Les studios de cinéma vont-ils jusqu'à inclure les litiges de noms de domaine dans les campagnes promotionnelles de leurs films ? En prenant connaissance du cas harry-potterfanclub.com, on peut se poser la question. Cela fait en effet deux ans que l'américain Warner Brothers, détenteur des droits cinématographiques sur Harry Potter, tente de récupérer le nom de domaine. Une histoire qui devient pourtant publique aujourd'hui, alors que sort le troisième volet des aventures du jeune magicien : Harry Potter et le prisonnier d'Azkaban. Une pure coïncidence, sans doute…
Encore un David…
Le litige en lui-même oppose le studio hollywoodien à un adolescent gallois, Owen Rickards. On tient donc là une nouvelle histoire à la David contre Goliath comme celle de Mike Rowe contre Microsoft (voir lien de l'article).
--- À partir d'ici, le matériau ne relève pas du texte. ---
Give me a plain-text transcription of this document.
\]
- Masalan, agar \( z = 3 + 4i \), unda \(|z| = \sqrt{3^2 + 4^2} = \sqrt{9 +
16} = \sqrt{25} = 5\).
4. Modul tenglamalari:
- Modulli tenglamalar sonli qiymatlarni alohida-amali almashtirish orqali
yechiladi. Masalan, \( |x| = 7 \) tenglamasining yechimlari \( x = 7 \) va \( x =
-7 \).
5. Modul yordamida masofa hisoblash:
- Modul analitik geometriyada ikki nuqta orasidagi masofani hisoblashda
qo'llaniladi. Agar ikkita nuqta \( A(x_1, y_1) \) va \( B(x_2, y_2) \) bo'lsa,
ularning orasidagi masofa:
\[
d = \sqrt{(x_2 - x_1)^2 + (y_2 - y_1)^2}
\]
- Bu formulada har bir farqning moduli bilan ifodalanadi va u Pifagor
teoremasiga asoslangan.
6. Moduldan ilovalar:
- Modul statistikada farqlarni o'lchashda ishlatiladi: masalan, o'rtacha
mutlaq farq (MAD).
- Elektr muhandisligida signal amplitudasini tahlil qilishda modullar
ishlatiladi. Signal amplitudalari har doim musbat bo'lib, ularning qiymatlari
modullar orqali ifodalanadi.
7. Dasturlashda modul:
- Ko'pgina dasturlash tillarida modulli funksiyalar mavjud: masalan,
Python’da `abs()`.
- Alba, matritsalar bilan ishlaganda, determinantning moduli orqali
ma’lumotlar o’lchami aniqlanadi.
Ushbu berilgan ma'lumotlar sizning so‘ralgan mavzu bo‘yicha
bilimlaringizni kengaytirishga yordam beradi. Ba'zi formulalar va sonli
D'après le journal britannique The Western Mail, le jeune Rickards (15 ans) aurait été contacté par la Warner peu de temps après avoir ouvert un site Internet dédié à Harry Potter, en 2001. "Ils ont essayé de me convaincre de leur transférer le nom en me proposant de me rembourser les frais d'enregistrement," explique Owen Rickards.
Les échanges de courrier entre la Warner et Owen Rickards datent de 2002. Depuis, le fan de Harry Potter n'a plus osé exploiter son site. "J'ai bien essayé de relancer la Warner depuis," indique Owen Rickards, "mais en guise de réponse, je n'ai reçu qu'un document de transfert sur lequel était inscrit la mention 'signez ici'. J'avais 12 ans quand j'ai enregistré le nom. J'ai du économiser pour me le payer et je n'ai pas envie de simplement le 'lâcher' parce que ça ne semble pas juste."
Pour l'instant la Warner, qui ne souhaite peut être pas trop passer pour le grand méchant loup face à la clientèle cible des films de Harry Potter, se contente de voir le nom de domaine rester inexploité.